[1] Se antigas ilustrações da fé, que tanto testemunham a graça de Deus quanto servem para a edificação do homem, são reunidas por escrito, para que, pela leitura delas, como pela reprodução dos fatos, Deus seja honrado e o homem seja fortalecido, por que também não deveriam ser reunidos novos exemplos, que sejam igualmente adequados para ambos os propósitos?
[2] Ainda que seja apenas pelo fato de que estes exemplos modernos um dia se tornarão antigos e estarão disponíveis para a posteridade, embora em seu próprio tempo sejam considerados de menor autoridade, por causa da presumida veneração pela antiguidade.

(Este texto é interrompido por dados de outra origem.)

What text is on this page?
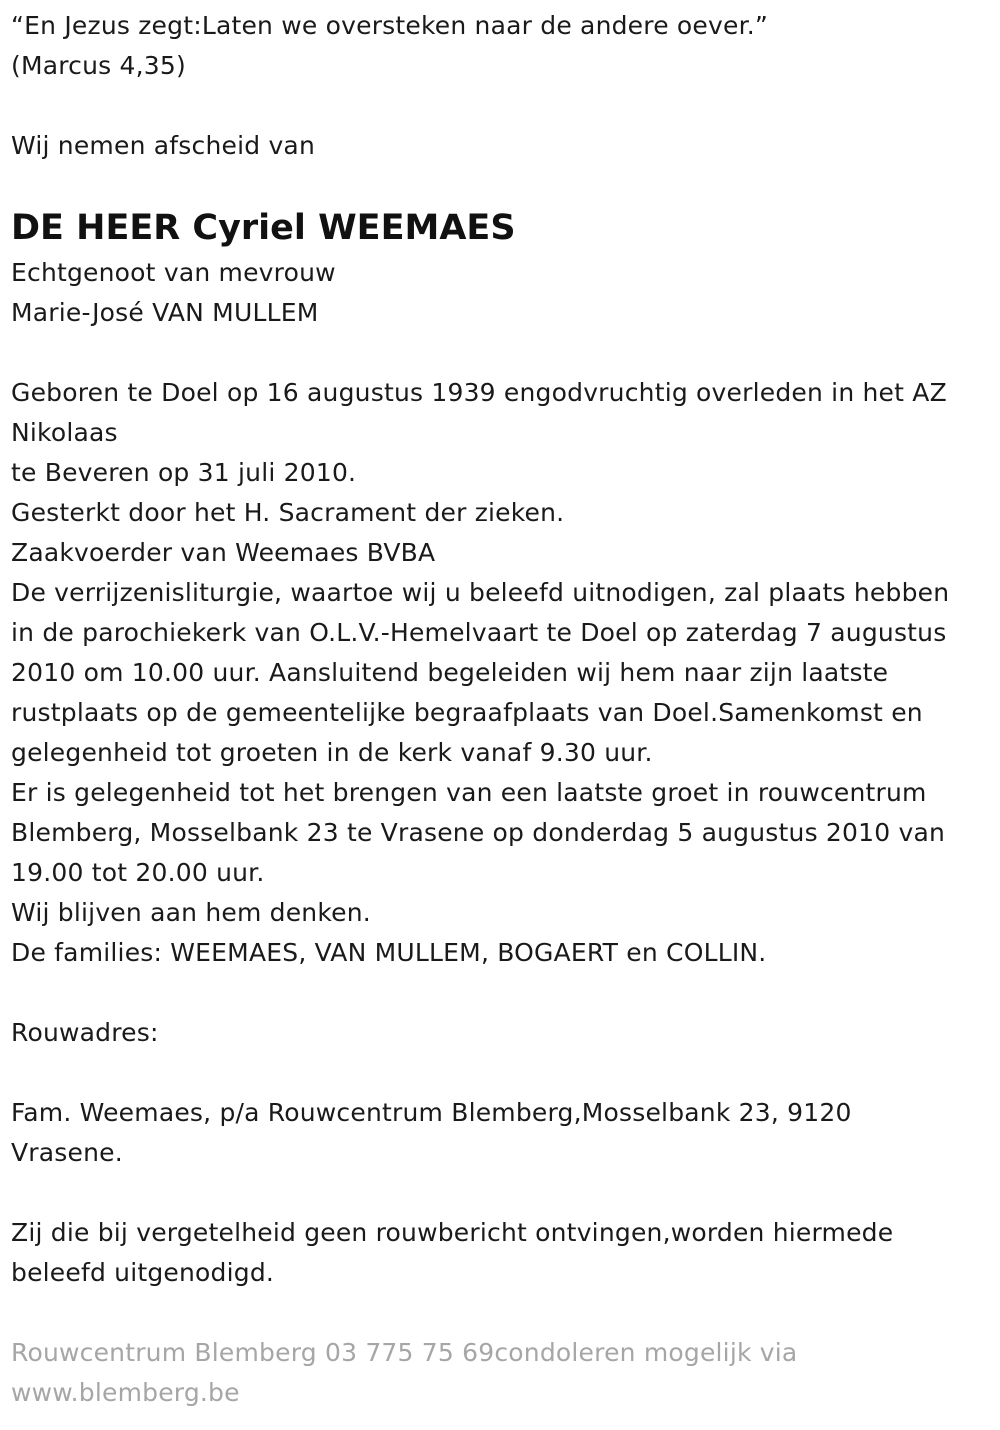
“En Jezus zegt:Laten we oversteken naar de andere oever.”

(Marcus 4,35)

Wij nemen afscheid van

DE HEER Cyriel WEEMAES

Echtgenoot van mevrouw

Marie-José VAN MULLEM

Geboren te Doel op 16 augustus 1939 engodvruchtig overleden in het AZ

Nikolaas

te Beveren op 31 juli 2010.

Gesterkt door het H. Sacrament der zieken.

Zaakvoerder van Weemaes BVBA

De verrijzenisliturgie, waartoe wij u beleefd uitnodigen, zal plaats hebben

in de parochiekerk van O.L.V.-Hemelvaart te Doel op zaterdag 7 augustus

2010 om 10.00 uur. Aansluitend begeleiden wij hem naar zijn laatste

rustplaats op de gemeentelijke begraafplaats van Doel.Samenkomst en

gelegenheid tot groeten in de kerk vanaf 9.30 uur.

Er is gelegenheid tot het brengen van een laatste groet in rouwcentrum

Blemberg, Mosselbank 23 te Vrasene op donderdag 5 augustus 2010 van

19.00 tot 20.00 uur.

Wij blijven aan hem denken.

De families: WEEMAES, VAN MULLEM, BOGAERT en COLLIN.

Rouwadres:

Fam. Weemaes, p/a Rouwcentrum Blemberg,Mosselbank 23, 9120

Vrasene.

Zij die bij vergetelheid geen rouwbericht ontvingen,worden hiermede

beleefd uitgenodigd.

Rouwcentrum Blemberg 03 775 75 69condoleren mogelijk via

www.blemberg.be
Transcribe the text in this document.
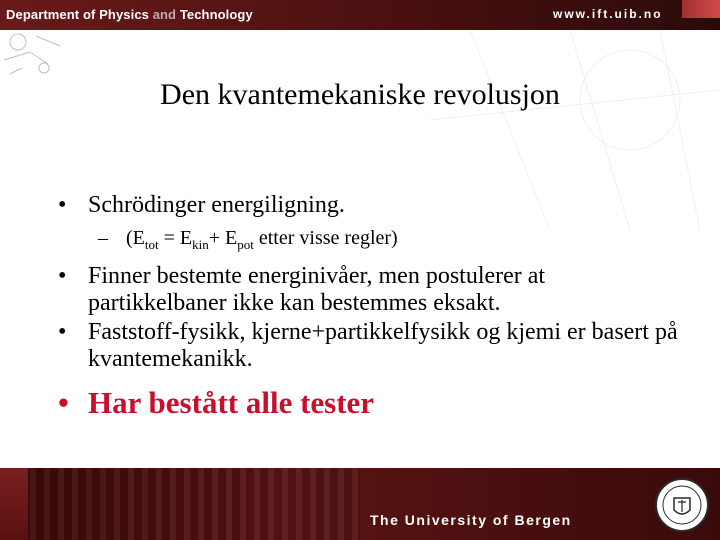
Department of Physics and Technology	www.ift.uib.no
Den kvantemekaniske revolusjon
• Schrödinger energiligning.
– ($E_{tot} = E_{kin}+ E_{pot}$ etter visse regler)
• Finner bestemte energinivåer, men postulerer at partikkelbaner ikke kan bestemmes eksakt.
• Faststoff-fysikk, kjerne+partikkelfysikk og kjemi er basert på kvantemekanikk.
• Har bestått alle tester
The University of Bergen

[3] Mas que os homens considerem bem isto, se julgam que o poder do Espírito Santo é um só, segundo os tempos e as estações; visto que algumas coisas de data posterior devem ser consideradas de maior importância, por estarem mais próximas dos últimos tempos, de acordo com a abundância da graça manifestada nos períodos finais determinados para o mundo.
[4] Pois nos últimos dias, diz o Senhor, derramarei do meu Espírito sobre toda carne; e seus filhos e suas filhas profetizarão.
[5] E sobre os meus servos e sobre as minhas servas derramarei do meu Espírito; e os vossos jovens terão visões, e os vossos velhos sonharão sonhos.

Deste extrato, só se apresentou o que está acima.